In contrast to the conventional beam trawl which uses tickler chains to mechanically stimulate target species from the seabed, the pulse trawl consists of a beam (or wing) fixed with rubber-coated cables containing electrodes. These electrodes produce short electrical pulses to electrically shock target species from the seabed.
LIFE is not against the development of alternative fishing methods to beam trawling. However, as yet very little, if any, meaningful research has been carried out on the impact of electric pulses on the fish and other marine life that are subjected to them. Worryingly, neither is there any way as yet to control the amount of electricity, pulse frequency, and other potentially harmful characteristics of the gear.
Despite these glaring omissions, Dutch national and EU authorities are already promoting pulse trawling as a sustainable alternative. Already there are over 100 beam trawlers rigged to fish with electricity, mainly from Holland but also from the UK, Germany and Belgium, with some conversions funded by the EU.
Both ICES and the MSC have advised against allowing the wide usage of the gear before effective control and regulatory mechanisms are put in place, and before we understand the impact of the gear on the marine ecosystem and related marine life.
In February 2016 ICES advised that “the existing regulatory framework (for pulse fishing) is insufficient to prevent the introduction of systems that potentially could have such (harmful) impacts.” The advice also cautioned not to generalize the research results to allow the expansion of pulse trawl to other areas or to use new technology without an appropriate impact assessment.
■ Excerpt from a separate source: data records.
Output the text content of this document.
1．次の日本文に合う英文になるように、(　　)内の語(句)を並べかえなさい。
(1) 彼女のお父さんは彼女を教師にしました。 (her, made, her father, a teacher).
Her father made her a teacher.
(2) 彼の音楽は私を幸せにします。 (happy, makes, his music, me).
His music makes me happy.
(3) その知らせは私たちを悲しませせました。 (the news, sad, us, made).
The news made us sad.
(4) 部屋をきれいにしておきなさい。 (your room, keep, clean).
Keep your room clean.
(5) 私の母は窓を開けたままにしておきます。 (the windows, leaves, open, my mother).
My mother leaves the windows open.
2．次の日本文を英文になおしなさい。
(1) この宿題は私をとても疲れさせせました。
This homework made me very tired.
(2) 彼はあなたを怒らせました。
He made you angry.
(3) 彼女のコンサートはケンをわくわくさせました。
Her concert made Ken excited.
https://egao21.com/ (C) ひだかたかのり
For details see: http://www.ices.dk/news-and-events/news-archive/news/Pages/Advice-released-on-effects-of-pulse-trawling.aspx.
Such an appropriate impact assessment has yet to be carried out, and crucial aspects of research on the key pulse characteristics and thresholds below which there is no evidence of significant long-term negative impact on marine organisms and benthic communities have not been carried out, and there are also outstanding questions on the delayed mortality of species, as well as on how the electricity might affect them in other ways such as reproductively.
In November 2016, the MSC refused to certify pulse trawls because of the “impact of electricity from the gear on a range of environmental elements including ETP [endangered, threatened and protected] species (including elasmobranchs) and benthic organisms which may also have implications for the wider ecology of the area fished” . For details, see: https://www.msc.org/newsroom/news/assessment-clarifies-sustainability-challenges-for-pulse-trawl-fisheries.
Prior to issuing any further pulse licenses, or promoting pulse trawling as a sustainable alternative, the Low Impact Fishers of Europe insist that proper steps must be taken to ensure that a) it is impossible to interfere with the transmission of electric pulses whilst fishing, b) an enforceable regulatory framework and control system are in place, and c) last but not least adequate research and development are undertaken to ensure that electric pulse fishing has minimal negative impact on the seabed fauna and flora, and on the lethal and sub lethal effects on fish species that come into its range.